The followers of Christianity have certainly done that through the ages... sometimes for good, and sometimes not. Doctrine as arbitrary as a preference for dill over sweet has caused cruelty and untold suffering for those caught in the middle, as well as those defending either side. I wish we could just give it a break, this constant need to be right, this constant need to convert others to our version of right.

Independence Day: "We hold these truths to be self-evident... that all men are created equal." except when those men (or women) aren't doing it the way we think they ought to. Then we damn them to hell. So... will I go to hell for using dill pickles in my potato salad? Maybe, but only God knows that... not all the sweet gherkin advocates.
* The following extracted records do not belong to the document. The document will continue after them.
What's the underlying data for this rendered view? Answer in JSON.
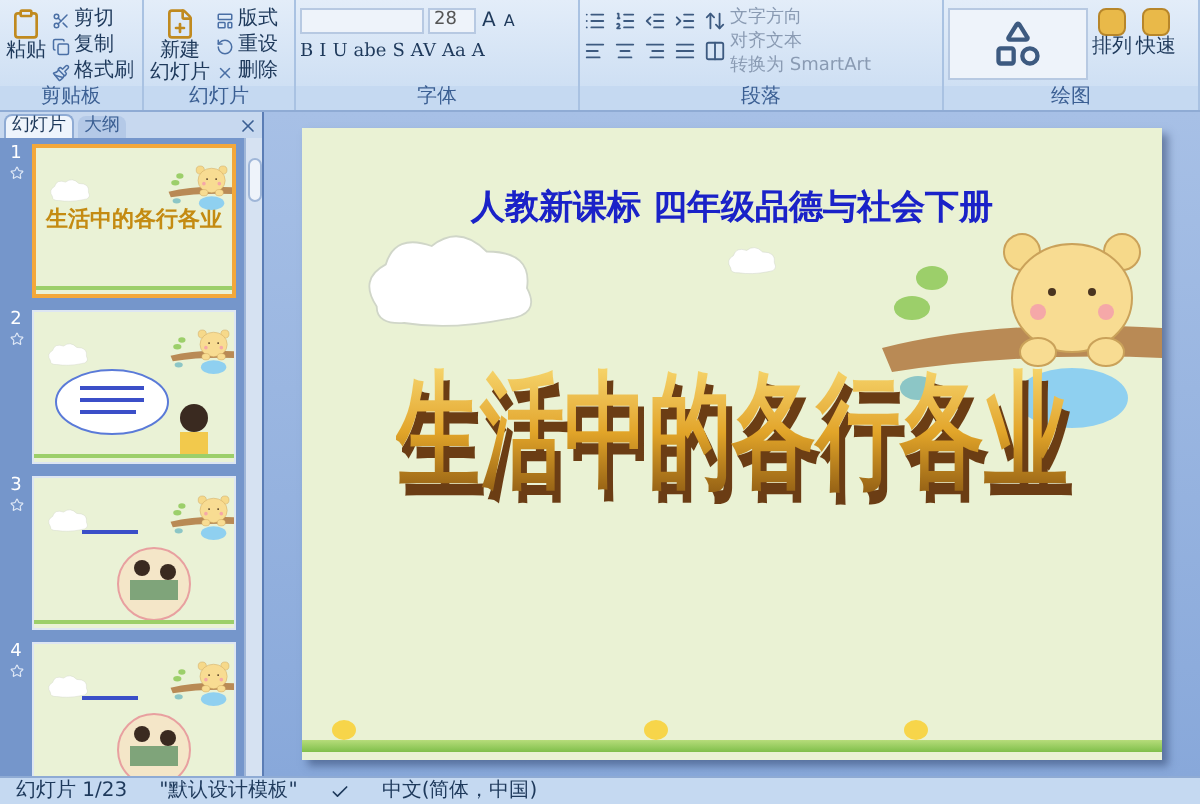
{
  "ribbon": {
    "groups": [
      {
        "label": "剪贴板",
        "kind": "clipboard",
        "big": {
          "lines": [
            "粘贴"
          ]
        },
        "small": [
          {
            "label": "剪切"
          },
          {
            "label": "复制"
          },
          {
            "label": "格式刷"
          }
        ]
      },
      {
        "label": "幻灯片",
        "kind": "slides",
        "big": {
          "lines": [
            "新建",
            "幻灯片"
          ]
        },
        "small": [
          {
            "label": "版式"
          },
          {
            "label": "重设"
          },
          {
            "label": "删除"
          }
        ]
      },
      {
        "label": "字体",
        "kind": "font",
        "font_size": "28",
        "size_buttons": [
          "A",
          "A"
        ],
        "format_buttons": [
          "B",
          "I",
          "U",
          "abe",
          "S",
          "AV",
          "Aa",
          "A"
        ]
      },
      {
        "label": "段落",
        "kind": "paragraph",
        "text_buttons": [
          {
            "label": "文字方向",
            "disabled": true
          },
          {
            "label": "对齐文本",
            "disabled": true
          },
          {
            "label": "转换为 SmartArt",
            "disabled": true
          }
        ]
      },
      {
        "label": "绘图",
        "kind": "drawing",
        "buttons": [
          "排列",
          "快速"
        ]
      }
    ]
  },
  "slide_panel": {
    "tabs": [
      {
        "label": "幻灯片",
        "selected": true
      },
      {
        "label": "大纲",
        "selected": false
      }
    ],
    "slides": [
      {
        "number": "1",
        "kind": "title",
        "selected": true,
        "title": "生活中的各行各业"
      },
      {
        "number": "2",
        "kind": "bubble",
        "selected": false
      },
      {
        "number": "3",
        "selected": false
      },
      {
        "number": "4",
        "selected": false
      }
    ]
  },
  "slide": {
    "subtitle": "人教新课标 四年级品德与社会下册",
    "title": "生活中的各行各业"
  },
  "status_bar": {
    "slide_count": "幻灯片 1/23",
    "theme": "\"默认设计模板\"",
    "language": "中文(简体，中国)"
  }
}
Saturday, September 02, 2006

Happy Birthday Dear One!

On September 4th, (NOT the 2nd as I originally posted) my very first (and only) granddaughter was born... That was twelve years ago. The darling girl I had always wanted, she came home from the hospital dressed in frilly pinks and bows. My son and his wife named her after my mother, so she has inherited all the "Helen" things I kept when my mom died. She also got what was left of my once precious doll collection... a doll my dad brought back from France at the end of World War II. I never got to play dolls with Helen, though, because I moved to New York City just three months after her birth. Now she's too old for dolls. She's into ballet and boys and already looks like a teenager. But what a beauty... Happy Birthday, dear one. Your Grandma loves you to the sky.